Happy New Year! As we see in the new year with slanted traditions and rituals slightly more subtle than before, the words “Seeing In the New Year” feel so familiar. These words catch me off guard this year as I say them. Words are important more now than ever, more consciously than ever. Why? Because throughout this year I have seen the magic emerge, I have had synchronistic living in 2020 and the messages go beyond the coincidental. People I have met in this last year have interwoven, hand reaching into hand (metaphorically of course) like a great circle across the globe. The power of the internet invited me to be in contact with beautiful beings that resonate the same light and spirit. Like reconnecting with a missing link, time lapses of relationships and connections so uncanny, “you can’t make this up” frequently shouted as well as “get off the Bus!!!!!”

This year has also seen so much release. The things we once held dear, held as routine, and familiar have passed. We have had to release our daily routines, our way of work, education, our greetings, meeting and saying goodbye to our loved ones. Dying and birthing have been so differently sacred. We have all felt deeply into these rites of passage with an open heart for all the ceremony gone to just a whisper of goodbyes.

We have let go of stuff in the daily life too, we have cleared out and cleaned out. We have renewed and downsized may things. We have created space for more light to enter in and for more time to be centric to the things that matter the most. This year our relationships have held us, opened us, and connected us to a higher perspective. All we have is now and right now I see my words in a different vibration across the screen.

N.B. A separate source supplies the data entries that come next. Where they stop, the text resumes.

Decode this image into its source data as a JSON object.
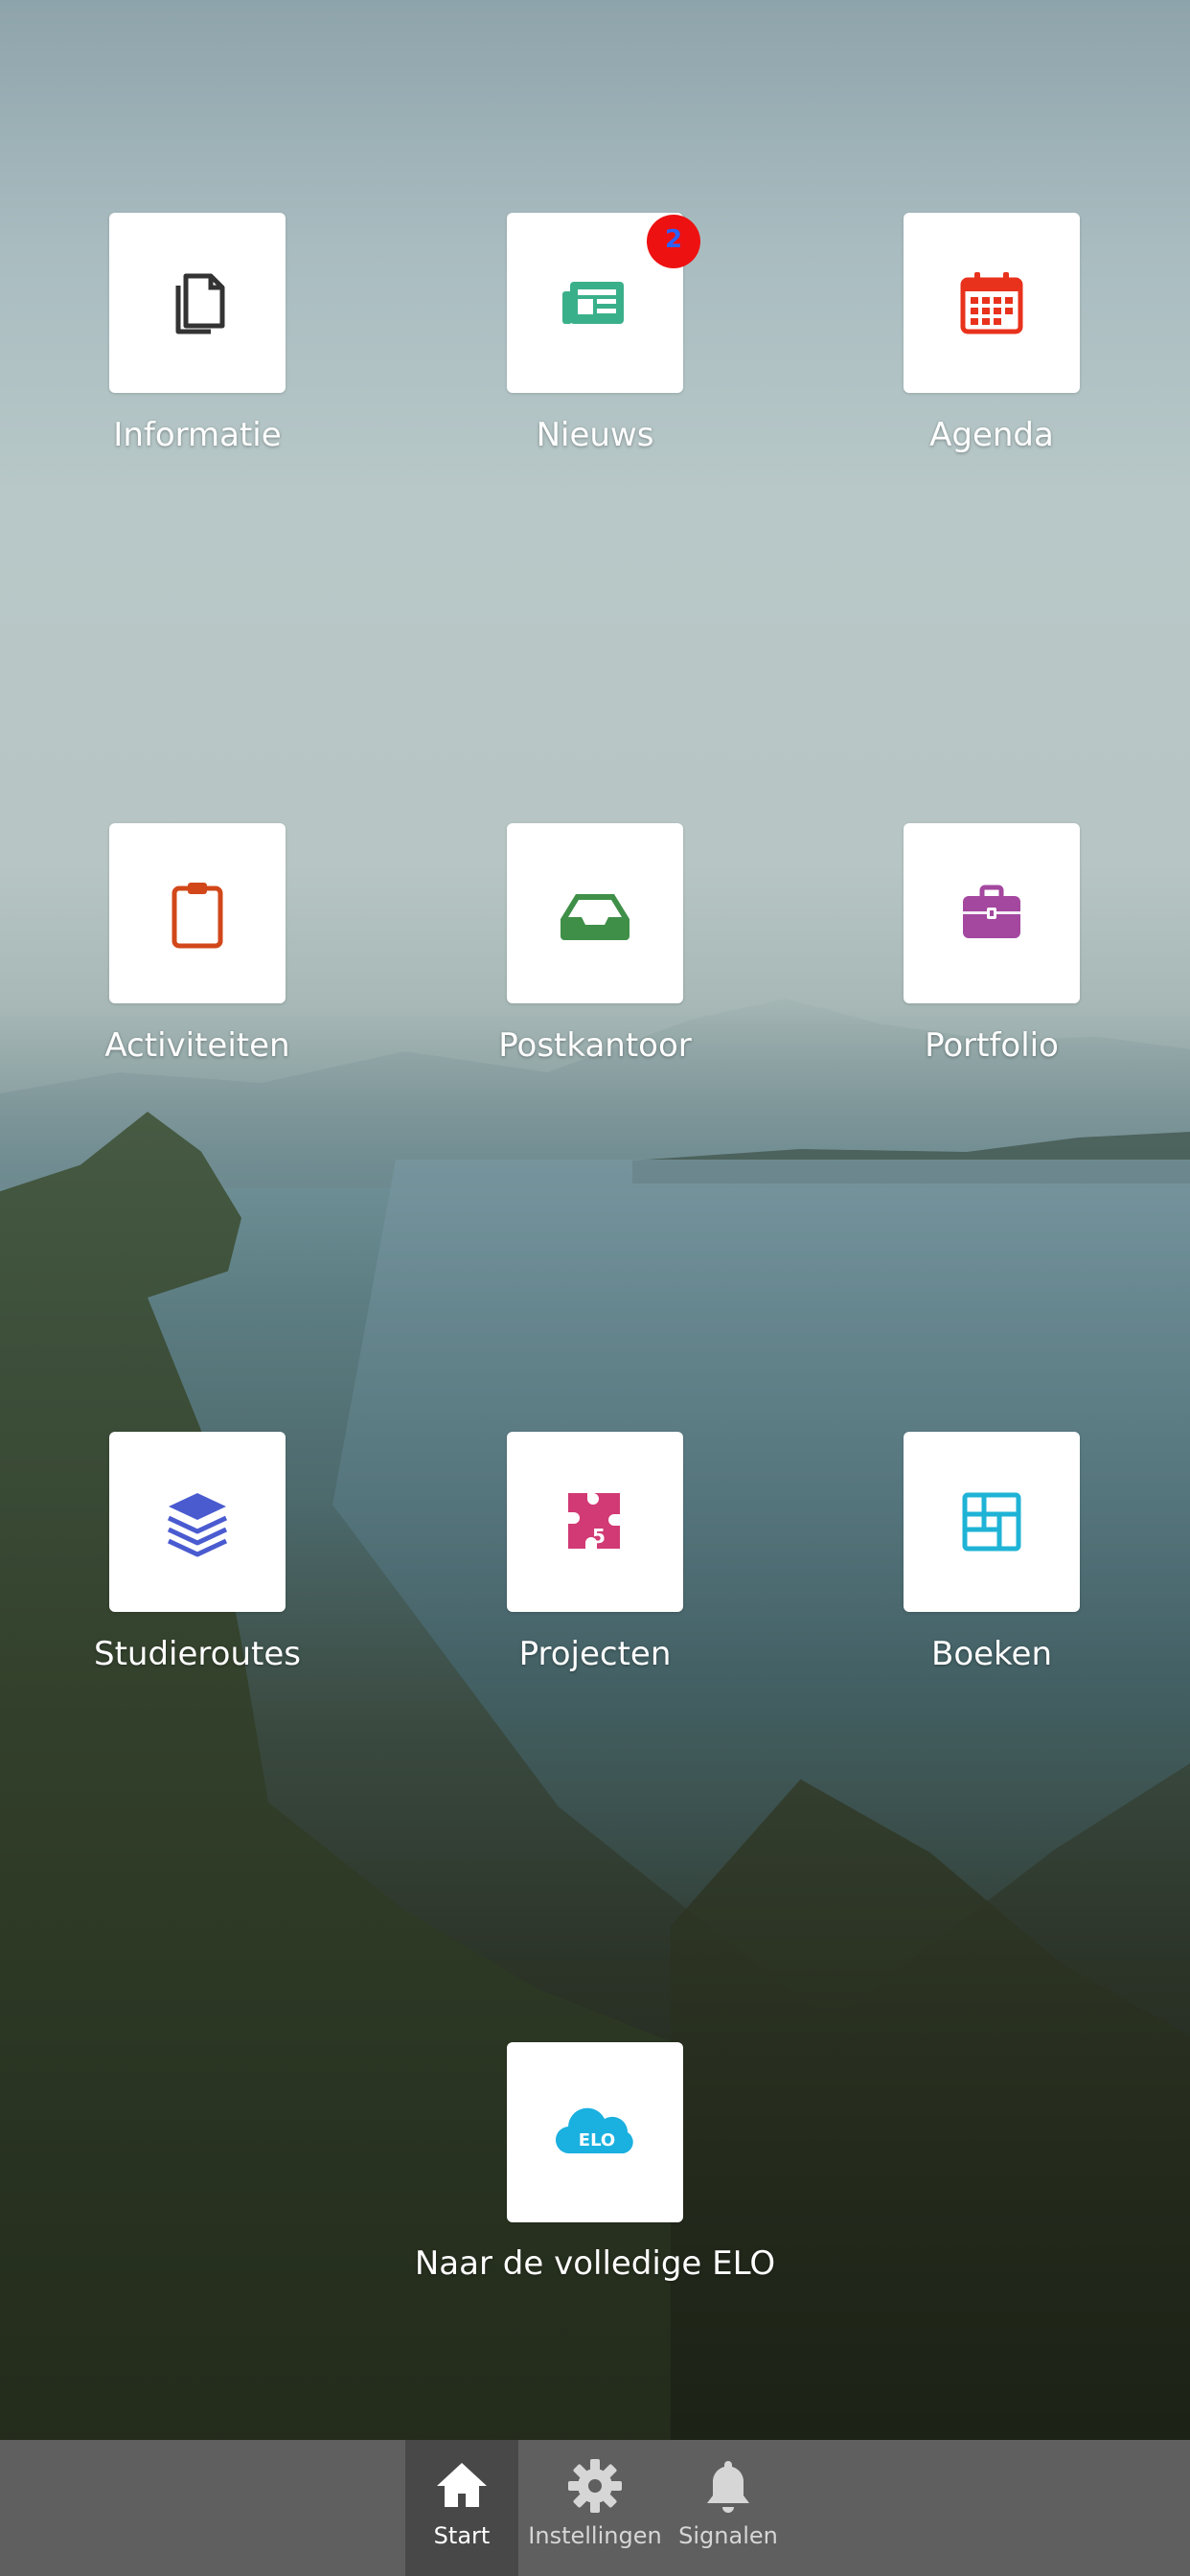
{
  "tiles": [
    {
      "label": "Informatie",
      "icon": "copy-documents-icon",
      "color": "#333333"
    },
    {
      "label": "Nieuws",
      "icon": "newspaper-icon",
      "color": "#3ab08a",
      "badge": "2"
    },
    {
      "label": "Agenda",
      "icon": "calendar-icon",
      "color": "#e8321c"
    },
    {
      "label": "Activiteiten",
      "icon": "clipboard-icon",
      "color": "#d2471a"
    },
    {
      "label": "Postkantoor",
      "icon": "inbox-tray-icon",
      "color": "#3f8f48"
    },
    {
      "label": "Portfolio",
      "icon": "briefcase-icon",
      "color": "#a3479f"
    },
    {
      "label": "Studieroutes",
      "icon": "layers-stack-icon",
      "color": "#4a5bd0"
    },
    {
      "label": "Projecten",
      "icon": "puzzle-piece-icon",
      "color": "#d13a74"
    },
    {
      "label": "Boeken",
      "icon": "layout-grid-icon",
      "color": "#1fb3d6"
    },
    {
      "label": "Naar de volledige ELO",
      "icon": "elo-cloud-icon",
      "color": "#1ab0e0",
      "icon_text": "ELO"
    }
  ],
  "tabbar": {
    "items": [
      {
        "label": "Start",
        "icon": "home-icon",
        "active": true
      },
      {
        "label": "Instellingen",
        "icon": "gear-icon",
        "active": false
      },
      {
        "label": "Signalen",
        "icon": "bell-icon",
        "active": false
      }
    ]
  }
}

Earlier this year a wise elder from an indigenous community in America passed on her wisdom to “use your words wisely”. That was her great message to us, Words. It is now in this time of Newness that I see this, I hear this, I say this. Words matter, words are matter, words are energy of the spoke into the ether and beyond. Our words are like magic spells that vibrate into the cosmos around us and far from us. They get passed over us, through us, stored in us and internalise us. They get written and appear on the other side of the globe in full view and in full flight. They are the magic of today and saved for tomorrow. Words are magic. What will you say in 2021? What is your message? What is your Magic?